Marlies van Eck in Geautomatiseerde ketenbesluiten en rechtsbescherming, 2018
Ik was benieuwd of ik erachter kon komen hoe we dit bij DUO doen. Die collega’s zitten toch in hetzelfde pand als ik. Daar moet ik toch wel achter zien te komen? Ik begon met een speurtocht door mijn organisatie. Ik begon dichtbij bij de collega’s die ik kende, en via hen volgde ik de estafette. Wie komt na jou, vroeg ik? Met wie werk je samen?
Zo begon het dat ik collega’s vroeg of ik hen mocht fotograferen als begripvolle ambtenaar.
Door op de foto te gaan als een begripvolle ambtenaar moesten mijn collega’s hun abstracte begrip voor de burger concreet maken in beeld. Dat kan heel goed met fotografie.
Bijvoorbeeld: als ik een portret van iemand maak, dan denk ik na over afstand. Hoe dichtbij kom ik bij de ander? Dan kan ik kiezen welke lens ik gebruik, maar ook of ik een stap dichterbij zet of inzoom. Die afstand voel je in de foto. Mijn collega’s kunnen afstand ook abstracter opvatten. Hoeveel van zichzelf willen ze laten zien? Maken we een lichte foto of gaan we juist met schaduw werken? Wat betekent dat voor je?
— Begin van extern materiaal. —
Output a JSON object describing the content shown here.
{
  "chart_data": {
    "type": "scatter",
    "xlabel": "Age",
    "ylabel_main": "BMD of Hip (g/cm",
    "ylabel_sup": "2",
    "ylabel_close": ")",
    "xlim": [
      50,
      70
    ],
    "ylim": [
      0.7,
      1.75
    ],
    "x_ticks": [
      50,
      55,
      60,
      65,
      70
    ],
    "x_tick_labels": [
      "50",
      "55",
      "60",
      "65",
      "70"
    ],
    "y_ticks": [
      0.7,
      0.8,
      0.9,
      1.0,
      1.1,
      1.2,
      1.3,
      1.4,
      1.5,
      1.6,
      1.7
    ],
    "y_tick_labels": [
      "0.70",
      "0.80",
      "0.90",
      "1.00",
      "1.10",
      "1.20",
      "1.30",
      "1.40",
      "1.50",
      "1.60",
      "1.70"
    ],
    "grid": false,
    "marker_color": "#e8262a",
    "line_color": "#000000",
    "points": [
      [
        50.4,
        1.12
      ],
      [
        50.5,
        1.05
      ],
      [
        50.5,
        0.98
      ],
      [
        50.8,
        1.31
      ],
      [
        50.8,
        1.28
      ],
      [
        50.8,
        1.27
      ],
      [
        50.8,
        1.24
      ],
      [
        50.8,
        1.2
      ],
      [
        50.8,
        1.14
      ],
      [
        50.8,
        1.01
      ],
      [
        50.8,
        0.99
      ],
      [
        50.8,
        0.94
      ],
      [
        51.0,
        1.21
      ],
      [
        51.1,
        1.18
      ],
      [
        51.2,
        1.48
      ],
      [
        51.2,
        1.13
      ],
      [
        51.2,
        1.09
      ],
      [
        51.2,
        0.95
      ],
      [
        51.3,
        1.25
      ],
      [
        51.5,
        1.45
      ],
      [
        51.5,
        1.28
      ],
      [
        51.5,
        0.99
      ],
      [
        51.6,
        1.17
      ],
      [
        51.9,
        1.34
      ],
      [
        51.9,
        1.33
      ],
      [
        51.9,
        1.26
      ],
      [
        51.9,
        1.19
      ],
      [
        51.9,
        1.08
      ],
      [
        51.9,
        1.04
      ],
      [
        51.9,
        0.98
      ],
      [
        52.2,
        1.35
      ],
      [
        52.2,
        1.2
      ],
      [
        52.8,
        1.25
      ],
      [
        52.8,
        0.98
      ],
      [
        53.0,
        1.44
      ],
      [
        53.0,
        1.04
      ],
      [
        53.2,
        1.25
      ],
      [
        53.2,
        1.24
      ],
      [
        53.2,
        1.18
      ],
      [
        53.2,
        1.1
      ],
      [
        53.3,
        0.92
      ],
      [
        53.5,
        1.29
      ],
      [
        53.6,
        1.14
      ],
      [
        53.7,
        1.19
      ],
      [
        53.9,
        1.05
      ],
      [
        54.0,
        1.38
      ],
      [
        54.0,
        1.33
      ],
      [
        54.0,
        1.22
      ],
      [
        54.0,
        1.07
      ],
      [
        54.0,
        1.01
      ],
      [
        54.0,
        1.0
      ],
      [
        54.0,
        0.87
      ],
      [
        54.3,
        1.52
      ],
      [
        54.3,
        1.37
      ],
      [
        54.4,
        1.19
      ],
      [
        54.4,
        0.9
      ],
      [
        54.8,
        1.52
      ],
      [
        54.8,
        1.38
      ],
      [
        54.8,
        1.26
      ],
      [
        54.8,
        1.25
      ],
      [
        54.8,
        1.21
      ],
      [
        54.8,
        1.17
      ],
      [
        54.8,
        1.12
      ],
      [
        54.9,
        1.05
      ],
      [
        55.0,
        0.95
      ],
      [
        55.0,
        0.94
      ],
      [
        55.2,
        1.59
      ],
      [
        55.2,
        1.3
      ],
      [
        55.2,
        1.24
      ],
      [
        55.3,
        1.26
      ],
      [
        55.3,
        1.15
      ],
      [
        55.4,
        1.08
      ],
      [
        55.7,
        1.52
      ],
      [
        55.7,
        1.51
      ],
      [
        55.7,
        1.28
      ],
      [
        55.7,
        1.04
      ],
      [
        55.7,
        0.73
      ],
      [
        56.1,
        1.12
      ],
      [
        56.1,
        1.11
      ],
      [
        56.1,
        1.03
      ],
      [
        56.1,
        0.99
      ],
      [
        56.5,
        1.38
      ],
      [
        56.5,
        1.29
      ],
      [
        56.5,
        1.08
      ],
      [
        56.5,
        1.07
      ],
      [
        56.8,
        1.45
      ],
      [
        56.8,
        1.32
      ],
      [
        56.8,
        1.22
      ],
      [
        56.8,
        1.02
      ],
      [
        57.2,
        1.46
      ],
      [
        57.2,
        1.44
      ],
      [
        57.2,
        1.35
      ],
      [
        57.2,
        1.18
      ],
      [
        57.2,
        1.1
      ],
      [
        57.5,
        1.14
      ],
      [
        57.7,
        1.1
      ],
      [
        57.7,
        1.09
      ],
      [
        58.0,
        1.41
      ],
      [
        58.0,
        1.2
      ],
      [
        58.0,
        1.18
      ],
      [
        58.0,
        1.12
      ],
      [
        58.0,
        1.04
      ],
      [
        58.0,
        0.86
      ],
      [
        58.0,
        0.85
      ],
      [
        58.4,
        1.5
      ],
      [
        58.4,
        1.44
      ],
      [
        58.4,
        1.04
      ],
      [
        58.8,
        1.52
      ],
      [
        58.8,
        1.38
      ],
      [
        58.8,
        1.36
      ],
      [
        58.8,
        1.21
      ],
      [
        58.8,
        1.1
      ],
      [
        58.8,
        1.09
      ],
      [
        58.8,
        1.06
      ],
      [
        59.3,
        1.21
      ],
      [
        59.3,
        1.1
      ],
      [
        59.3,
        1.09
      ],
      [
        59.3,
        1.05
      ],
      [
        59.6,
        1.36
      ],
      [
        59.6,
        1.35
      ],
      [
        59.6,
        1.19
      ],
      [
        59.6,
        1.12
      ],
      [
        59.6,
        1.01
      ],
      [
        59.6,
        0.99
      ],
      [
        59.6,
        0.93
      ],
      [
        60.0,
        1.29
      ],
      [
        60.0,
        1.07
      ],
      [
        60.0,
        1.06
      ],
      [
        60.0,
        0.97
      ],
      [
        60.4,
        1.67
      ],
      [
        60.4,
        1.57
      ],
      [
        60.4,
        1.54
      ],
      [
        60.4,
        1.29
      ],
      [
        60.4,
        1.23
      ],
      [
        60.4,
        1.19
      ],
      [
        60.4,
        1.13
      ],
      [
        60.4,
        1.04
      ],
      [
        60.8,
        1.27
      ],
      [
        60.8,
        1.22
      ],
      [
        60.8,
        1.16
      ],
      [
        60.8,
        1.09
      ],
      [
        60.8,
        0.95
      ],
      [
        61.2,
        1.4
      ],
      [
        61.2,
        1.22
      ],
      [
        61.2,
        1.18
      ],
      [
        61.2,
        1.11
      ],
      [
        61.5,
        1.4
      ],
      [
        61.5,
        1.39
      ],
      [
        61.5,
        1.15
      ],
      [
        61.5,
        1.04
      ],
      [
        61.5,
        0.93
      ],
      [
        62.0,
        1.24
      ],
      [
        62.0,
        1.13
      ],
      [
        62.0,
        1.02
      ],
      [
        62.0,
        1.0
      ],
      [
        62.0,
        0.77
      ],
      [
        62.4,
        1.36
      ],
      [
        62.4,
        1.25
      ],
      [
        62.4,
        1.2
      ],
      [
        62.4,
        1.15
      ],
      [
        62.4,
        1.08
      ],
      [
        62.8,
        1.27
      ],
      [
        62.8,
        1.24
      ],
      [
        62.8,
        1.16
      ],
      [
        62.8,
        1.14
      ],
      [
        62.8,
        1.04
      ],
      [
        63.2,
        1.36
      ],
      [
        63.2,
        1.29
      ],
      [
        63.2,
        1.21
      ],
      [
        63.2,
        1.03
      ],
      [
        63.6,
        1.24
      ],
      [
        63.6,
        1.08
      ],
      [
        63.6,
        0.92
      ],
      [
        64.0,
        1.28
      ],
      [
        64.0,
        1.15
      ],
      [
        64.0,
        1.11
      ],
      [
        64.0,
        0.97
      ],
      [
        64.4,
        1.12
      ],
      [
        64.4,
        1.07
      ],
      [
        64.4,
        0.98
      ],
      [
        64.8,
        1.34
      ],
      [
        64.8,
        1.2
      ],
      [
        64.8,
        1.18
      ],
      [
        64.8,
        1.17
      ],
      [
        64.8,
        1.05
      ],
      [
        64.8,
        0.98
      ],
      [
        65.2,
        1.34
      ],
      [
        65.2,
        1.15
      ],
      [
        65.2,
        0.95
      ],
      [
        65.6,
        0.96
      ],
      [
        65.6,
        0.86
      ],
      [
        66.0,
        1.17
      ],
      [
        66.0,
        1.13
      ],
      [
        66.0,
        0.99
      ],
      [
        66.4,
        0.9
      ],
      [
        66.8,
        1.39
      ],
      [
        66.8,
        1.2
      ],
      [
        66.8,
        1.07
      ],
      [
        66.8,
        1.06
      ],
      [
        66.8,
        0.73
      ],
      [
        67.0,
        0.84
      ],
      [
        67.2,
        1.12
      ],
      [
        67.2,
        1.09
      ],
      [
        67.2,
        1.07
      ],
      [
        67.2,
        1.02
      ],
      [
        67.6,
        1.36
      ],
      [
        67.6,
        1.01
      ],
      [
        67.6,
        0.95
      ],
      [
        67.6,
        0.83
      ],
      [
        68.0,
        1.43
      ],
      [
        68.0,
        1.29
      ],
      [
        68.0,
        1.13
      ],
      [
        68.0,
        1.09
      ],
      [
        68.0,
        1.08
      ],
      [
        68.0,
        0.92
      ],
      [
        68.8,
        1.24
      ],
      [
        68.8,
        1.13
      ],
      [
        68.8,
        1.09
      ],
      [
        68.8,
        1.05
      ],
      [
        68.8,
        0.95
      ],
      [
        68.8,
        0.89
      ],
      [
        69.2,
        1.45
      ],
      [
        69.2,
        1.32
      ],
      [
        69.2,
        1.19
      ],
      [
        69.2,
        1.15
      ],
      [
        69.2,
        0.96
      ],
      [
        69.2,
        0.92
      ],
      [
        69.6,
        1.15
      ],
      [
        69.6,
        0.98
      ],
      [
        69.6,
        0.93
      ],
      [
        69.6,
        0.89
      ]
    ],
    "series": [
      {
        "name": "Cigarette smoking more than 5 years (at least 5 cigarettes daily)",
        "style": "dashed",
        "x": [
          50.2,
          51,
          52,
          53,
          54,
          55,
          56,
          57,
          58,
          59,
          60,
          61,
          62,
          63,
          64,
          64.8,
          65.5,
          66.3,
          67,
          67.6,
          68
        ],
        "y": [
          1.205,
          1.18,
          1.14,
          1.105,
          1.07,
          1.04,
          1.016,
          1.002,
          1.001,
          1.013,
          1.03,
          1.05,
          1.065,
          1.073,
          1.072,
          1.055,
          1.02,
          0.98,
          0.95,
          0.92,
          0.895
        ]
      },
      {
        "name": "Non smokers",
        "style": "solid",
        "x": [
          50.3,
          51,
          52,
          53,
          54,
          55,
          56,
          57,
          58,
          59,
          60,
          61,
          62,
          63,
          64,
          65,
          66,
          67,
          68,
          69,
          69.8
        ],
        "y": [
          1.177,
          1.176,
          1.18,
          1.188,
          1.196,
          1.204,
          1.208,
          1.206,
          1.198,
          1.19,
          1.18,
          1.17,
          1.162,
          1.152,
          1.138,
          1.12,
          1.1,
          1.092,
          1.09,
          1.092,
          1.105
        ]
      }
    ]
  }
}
Ik nodigde collega’s uit bij mij thuis en ging hen foto-interviewen, zo noemde ik dat. We begonnen met een kop koffie of een potje thee, en ik legde met behulp van de kaartjes uit wat zo’n begripvol portret inhoudt. En mijn collega’s vertellen natuurlijk. Over hun werk, hoe ze keuzes maken en wat hun waarden zijn.
Zo’n foto-interview ziet er ongeveer zo uit. Dit was met Roos.
(timelapse filmpje zonder geluid. Je ziet het foto-interview met Roos versneld afgespeeld.)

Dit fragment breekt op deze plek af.